Ranulf Higden was a Benedictine monk of the Abbey of St. Werburg in Chestershire, England. His Latin-language Polychronicon professes to be a universal history of the world from the beginning of time to 1342. As the most complete history available to the 14th century reader, it was a very popular text and remained so through the next century; London printers William Caxton and Wynkyn de Worde both produced editions of the English translation of the Polychronicon in the 1480’s and 1490’s.
- Call number: 091 H534 Vault Collection Quarto
Selected manuscripts in facsimile
Bestiary. England, 12th century.
Bestiaries were popular in the 12th and 13th centuries, particularly in England. A bestiary describes animals – both real and imaginary – and provides moral or allegorical interpretations of their characteristics or behavior.

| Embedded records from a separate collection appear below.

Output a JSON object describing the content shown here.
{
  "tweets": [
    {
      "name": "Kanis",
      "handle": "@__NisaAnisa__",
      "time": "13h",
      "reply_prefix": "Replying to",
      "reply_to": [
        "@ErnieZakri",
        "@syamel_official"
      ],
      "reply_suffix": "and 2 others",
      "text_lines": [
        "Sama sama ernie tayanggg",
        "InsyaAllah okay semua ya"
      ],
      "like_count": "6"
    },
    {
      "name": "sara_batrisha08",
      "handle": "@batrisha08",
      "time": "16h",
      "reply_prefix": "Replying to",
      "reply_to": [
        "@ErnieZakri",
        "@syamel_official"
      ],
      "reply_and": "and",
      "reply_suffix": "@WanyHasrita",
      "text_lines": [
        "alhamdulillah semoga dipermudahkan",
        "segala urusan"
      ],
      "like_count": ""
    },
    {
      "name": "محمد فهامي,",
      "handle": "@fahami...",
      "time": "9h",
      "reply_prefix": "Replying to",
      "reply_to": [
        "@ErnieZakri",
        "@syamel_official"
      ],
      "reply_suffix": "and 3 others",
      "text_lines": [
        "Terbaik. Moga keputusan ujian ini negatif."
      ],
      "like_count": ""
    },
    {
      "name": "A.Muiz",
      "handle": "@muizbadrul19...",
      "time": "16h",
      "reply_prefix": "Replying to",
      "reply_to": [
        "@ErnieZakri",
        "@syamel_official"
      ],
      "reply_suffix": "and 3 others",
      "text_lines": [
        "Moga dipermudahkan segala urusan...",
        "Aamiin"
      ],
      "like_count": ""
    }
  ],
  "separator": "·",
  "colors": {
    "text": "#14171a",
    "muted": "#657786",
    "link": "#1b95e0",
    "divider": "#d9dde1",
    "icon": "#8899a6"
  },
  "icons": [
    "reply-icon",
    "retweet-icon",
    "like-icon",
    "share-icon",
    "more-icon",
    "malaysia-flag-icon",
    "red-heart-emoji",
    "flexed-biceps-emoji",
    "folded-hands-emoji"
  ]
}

- Call number: PA 8275 .B4 1982 Rare Book Collection
Selected manuscripts online
Aberdeen Bestiary (England, ca. 1200) at the University of Aberdeen
This website includes an English translation of the Latin text as well as extensive commentary on both the manuscript and its text.
Boethius, De Consolatione Philosophae (Catalonia, 15th century), at the Bancroft Library, University of California at Berkeley
A Catalan translation of a philosophical work by Boethius (480-524 or 525), a Roman statesman, which was influential throughout the Middle Ages.
Chaucer, The Canterbury Tales (England, early 15th century) at Corpus Christi College, Oxford
An incomplete manuscript of this still-popular Middle English poem.